One of the main reasons I decided to do a rating system specific to DIII Football was to develop preseason (and early season) ratings that do a good job of projecting how teams will finish the season. When I look at other rating systems' pre-season ratings, I never felt like the Top 25 or Top 10 passed the eye test, and often results on the field seemed to validate my hunch more than it would their predictions.
While my method for determining pre-season ratings doesn't really differ in too meaningful of a way from other rating systems, I believe that my general method for rating teams in-season does a much better job of preventing some of the flaws that other systems (and my old one) are subject to. Division III football is very different from other levels of football in terms of parity, size, and the amount of overlap between mutual opponents. With some conferences only playing one or two non-conference games every year, and with so many of those games coming against the same conferences, a DIII rating system that doesn't strongly consider the long-term trends of a team's ( or conference's) strength is subject to poor pre-season ratings, and then poor predictions in the playoffs.

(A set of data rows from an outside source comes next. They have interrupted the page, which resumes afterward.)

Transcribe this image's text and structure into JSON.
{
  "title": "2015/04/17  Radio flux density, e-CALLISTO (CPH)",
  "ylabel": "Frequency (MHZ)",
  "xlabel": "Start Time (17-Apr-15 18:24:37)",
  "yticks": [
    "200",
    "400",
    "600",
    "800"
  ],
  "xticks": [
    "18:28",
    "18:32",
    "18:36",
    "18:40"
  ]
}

For example, the ten-team UMAC plays a nine-game conference schedule, meaning that the conference as a whole only plays eleven non-conference games (including their conference champ's game in the playoffs). A vast majority of those games come against teams in the NACC, MWC, or Maranatha Baptist. Those eleven games are the only benchmark we have to compare them to other conferences, and a model that solves a system of equations to determine the conference's relative strength would be prone to overfitting their results.
My preseason rating is derived from a combination of the team's end-of-year ratings over the previous four seasons, with a very slight regression to the mean. Because the quality of the best versus the worst teams in DIII is so large, my method produces better results by regressing toward each team's own long-term mean than it does by regressing toward the national average.

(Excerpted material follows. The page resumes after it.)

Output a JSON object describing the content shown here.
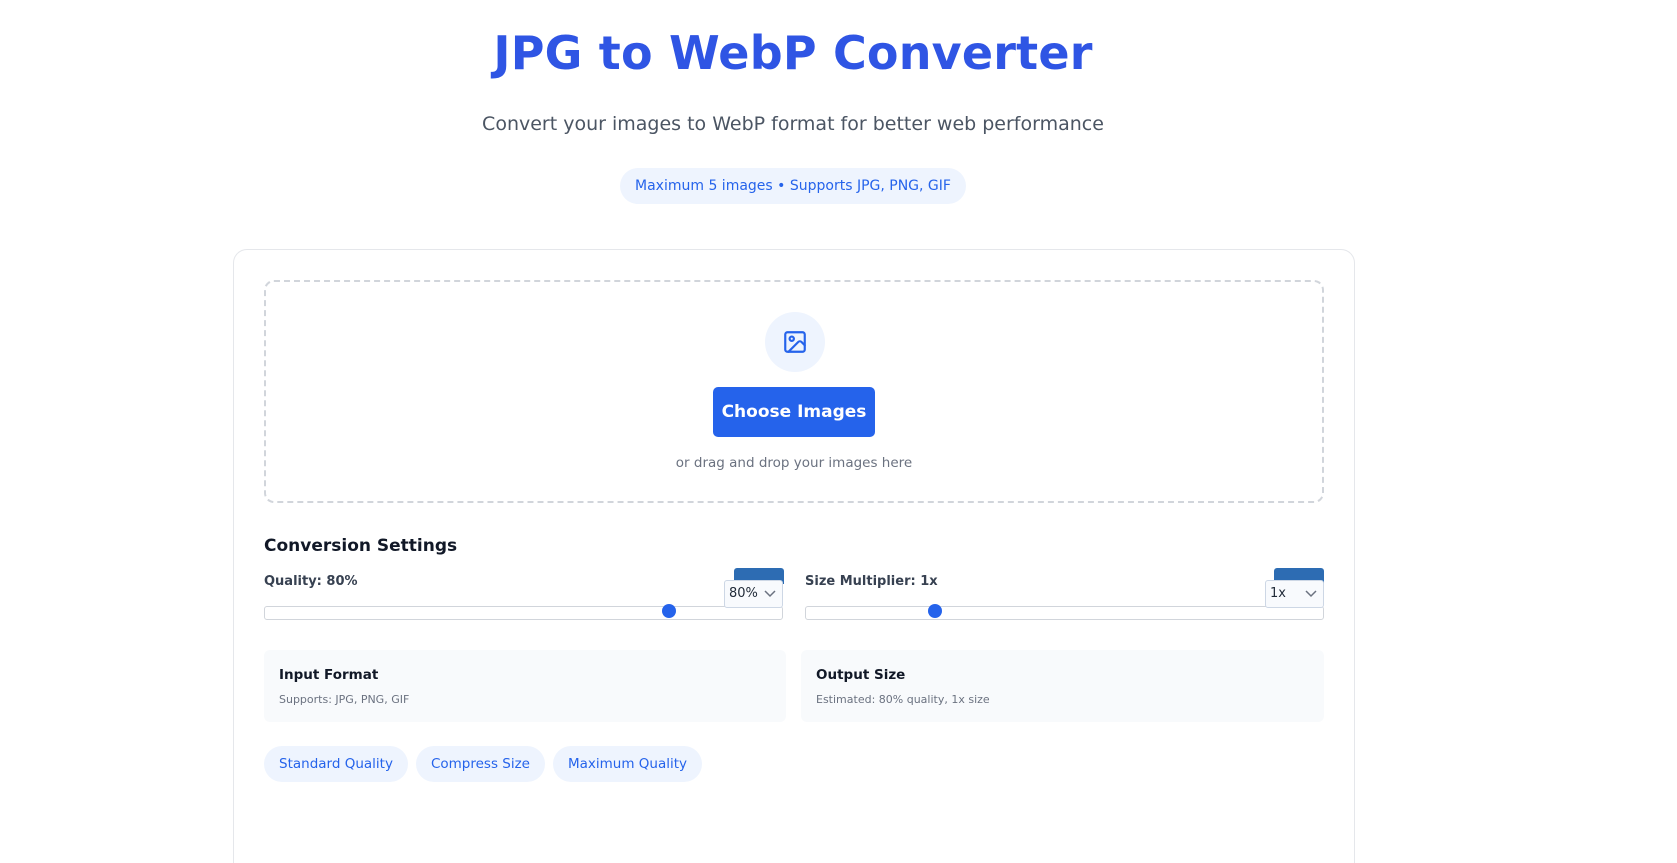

Another factor taken into consideration is the amount of returning starters each team has on offense and defense (punters and kickers are ignored). My original intent was to use teams' number of returning All-Conference players to better gauge the quality of returning players, but it became immediately clear to me that the variability in amounts and criteria with which each conference selected their All-Conference teams would make a nationwide comparison nearly impossible. In its final form, teams average just under seven returning starters on each side of the ball. For every starter over or under that average, a team is rewarded with (or deducted, depending if they're over/under and on offense/defense) 1.15 on their preseason AdjO/AdjD.
As of this writing, I have data on returning starters going back to the 2013 season (via D3Football.com's Kickoff Coverage). Before 2013 the ratings are based solely on results from previous seasons.

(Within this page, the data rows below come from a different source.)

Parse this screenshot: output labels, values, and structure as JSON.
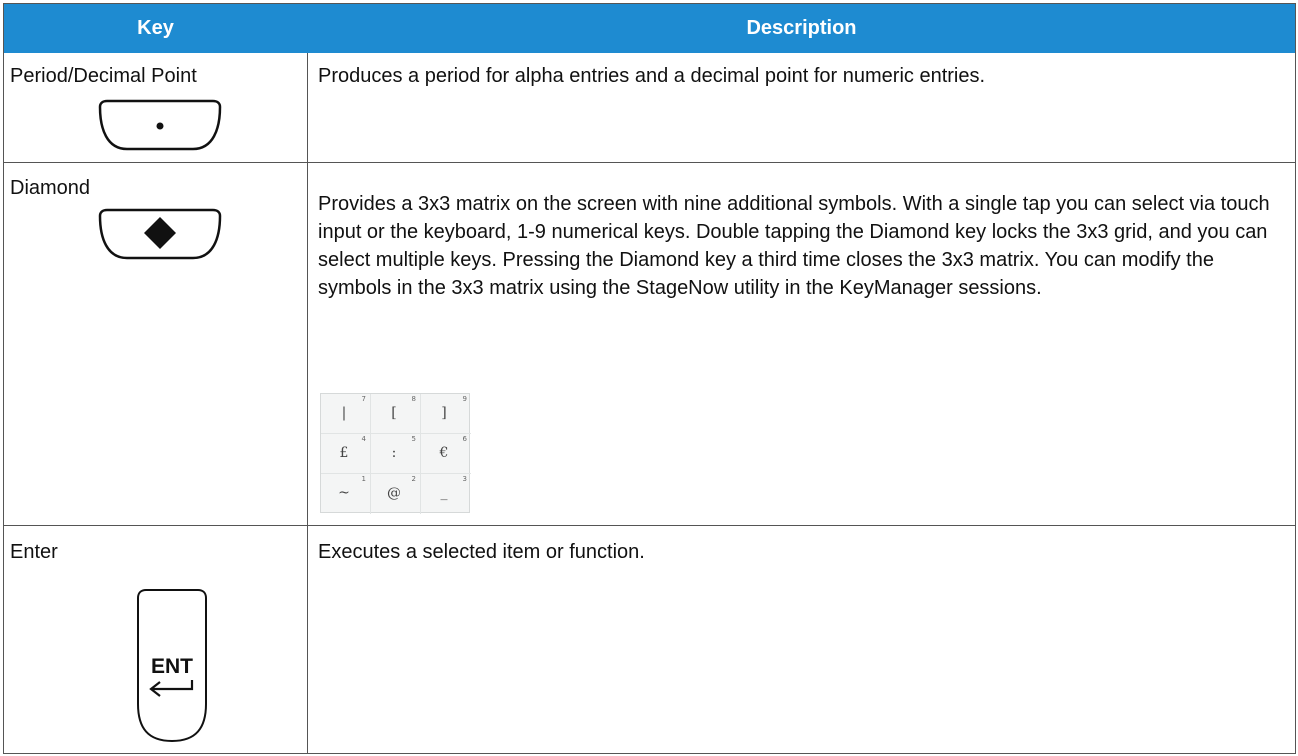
{
  "table": {
    "headers": {
      "key": "Key",
      "description": "Description"
    },
    "rows": [
      {
        "key": "Period/Decimal Point",
        "description": "Produces a period for alpha entries and a decimal point for numeric entries.",
        "key_icon": "period-key-icon"
      },
      {
        "key": "Diamond",
        "description": "Provides a 3x3 matrix on the screen with nine additional symbols. With a single tap you can select via touch input or the keyboard, 1-9 numerical keys. Double tapping the Diamond key locks the 3x3 grid, and you can select multiple keys. Pressing the Diamond key a third time closes the 3x3 matrix. You can modify the symbols in the 3x3 matrix using the StageNow utility in the KeyManager sessions.",
        "key_icon": "diamond-key-icon",
        "matrix": [
          {
            "symbol": "|",
            "number": "7"
          },
          {
            "symbol": "[",
            "number": "8"
          },
          {
            "symbol": "]",
            "number": "9"
          },
          {
            "symbol": "£",
            "number": "4"
          },
          {
            "symbol": ":",
            "number": "5"
          },
          {
            "symbol": "€",
            "number": "6"
          },
          {
            "symbol": "~",
            "number": "1"
          },
          {
            "symbol": "@",
            "number": "2"
          },
          {
            "symbol": "_",
            "number": "3"
          }
        ]
      },
      {
        "key": "Enter",
        "description": "Executes a selected item or function.",
        "key_icon": "enter-key-icon",
        "key_label": "ENT"
      }
    ]
  },
  "colors": {
    "header_bg": "#1e8bd1",
    "header_text": "#ffffff",
    "border": "#555555"
  }
}
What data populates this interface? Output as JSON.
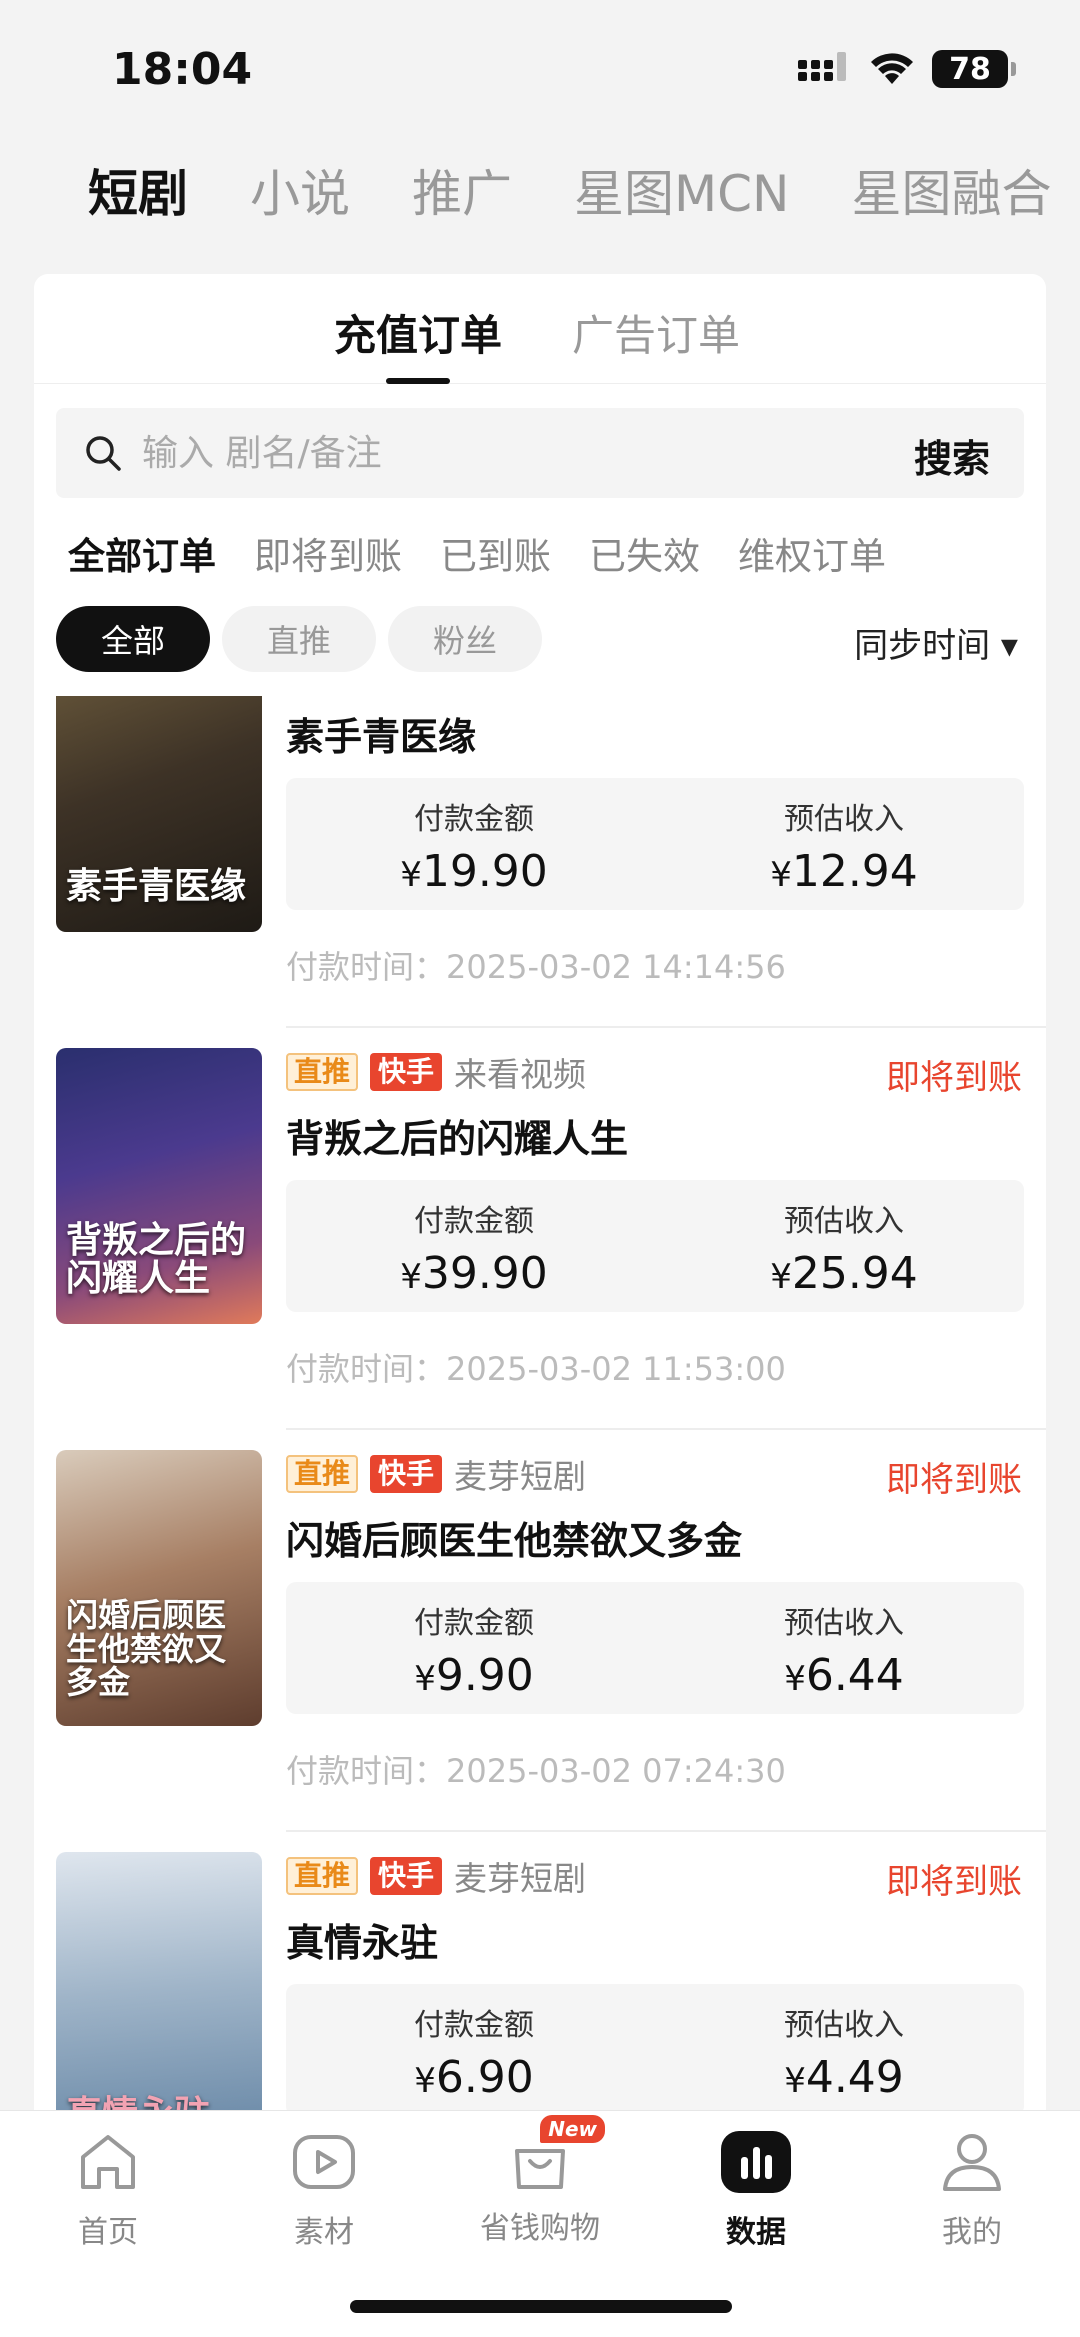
{
  "status_bar": {
    "time": "18:04",
    "battery": "78"
  },
  "top_tabs": [
    {
      "label": "短剧",
      "active": true
    },
    {
      "label": "小说",
      "active": false
    },
    {
      "label": "推广",
      "active": false
    },
    {
      "label": "星图MCN",
      "active": false
    },
    {
      "label": "星图融合",
      "active": false
    }
  ],
  "order_tabs": {
    "recharge": "充值订单",
    "ad": "广告订单"
  },
  "search": {
    "placeholder": "输入 剧名/备注",
    "button": "搜索"
  },
  "status_filter": [
    "全部订单",
    "即将到账",
    "已到账",
    "已失效",
    "维权订单"
  ],
  "chips": [
    "全部",
    "直推",
    "粉丝"
  ],
  "sort_label": "同步时间 ▾",
  "amount_labels": {
    "paid": "付款金额",
    "income": "预估收入"
  },
  "orders": [
    {
      "title": "素手青医缘",
      "poster_text": "素手青医缘",
      "paid": "19.90",
      "income": "12.94",
      "pay_time": "付款时间：2025-03-02 14:14:56"
    },
    {
      "tag": "直推",
      "platform": "快手",
      "source": "来看视频",
      "status": "即将到账",
      "title": "背叛之后的闪耀人生",
      "poster_text": "背叛之后的闪耀人生",
      "paid": "39.90",
      "income": "25.94",
      "pay_time": "付款时间：2025-03-02 11:53:00"
    },
    {
      "tag": "直推",
      "platform": "快手",
      "source": "麦芽短剧",
      "status": "即将到账",
      "title": "闪婚后顾医生他禁欲又多金",
      "poster_text": "闪婚后顾医生他禁欲又多金",
      "paid": "9.90",
      "income": "6.44",
      "pay_time": "付款时间：2025-03-02 07:24:30"
    },
    {
      "tag": "直推",
      "platform": "快手",
      "source": "麦芽短剧",
      "status": "即将到账",
      "title": "真情永驻",
      "poster_text": "真情永驻",
      "paid": "6.90",
      "income": "4.49"
    }
  ],
  "currency": "¥",
  "bottom_nav": [
    {
      "label": "首页",
      "icon": "home-icon"
    },
    {
      "label": "素材",
      "icon": "play-icon"
    },
    {
      "label": "省钱购物",
      "icon": "shopping-bag-icon",
      "badge": "New"
    },
    {
      "label": "数据",
      "icon": "bar-chart-icon",
      "active": true
    },
    {
      "label": "我的",
      "icon": "user-icon"
    }
  ]
}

The last thing to consider was how to handle the preseason ratings for first-year programs and teams just joining NCAA DIII (because my system is a closed loop among DIII teams, I do not have data on previous season for teams moving over from NAIA or other divisions). For teams moving to Division III from the NAIA or another Division of the NCAA, I use a 4-year regression of their offensive & defensive ratings from Massey. For teams moving up from the Junior College ranks, they are given an offensive & defensive rating 12 ppg below average. Startup programs are given ratings 15 ppg below average (which is the average rating for JUCO's & startups over the 17 season I have data for).
The standard error between my preseason AdjO & AdjD ratings and the end-of-season AdjO & AdjD ratings is only about 5.75, which mean that about two-thirds of teams will finish the season within at least 6 points of their preseason rating, 95% of teams will finish within 12 points, and maybe one team per year will finish more than 18 points different from their preseason rating. In the one season for which I have tracked this information on other sites, my system significantly outperforms all other publicly available computer ratings.
To develop the preseason ratings for the 1998 season, I used the same methodology as for teams joining DIII from other divisions--a four year regression of Massey Ratings. Kenneth Massey has ratings going back significantly further than 1998, but his schedules & scores are not "official," so they're not publicly available.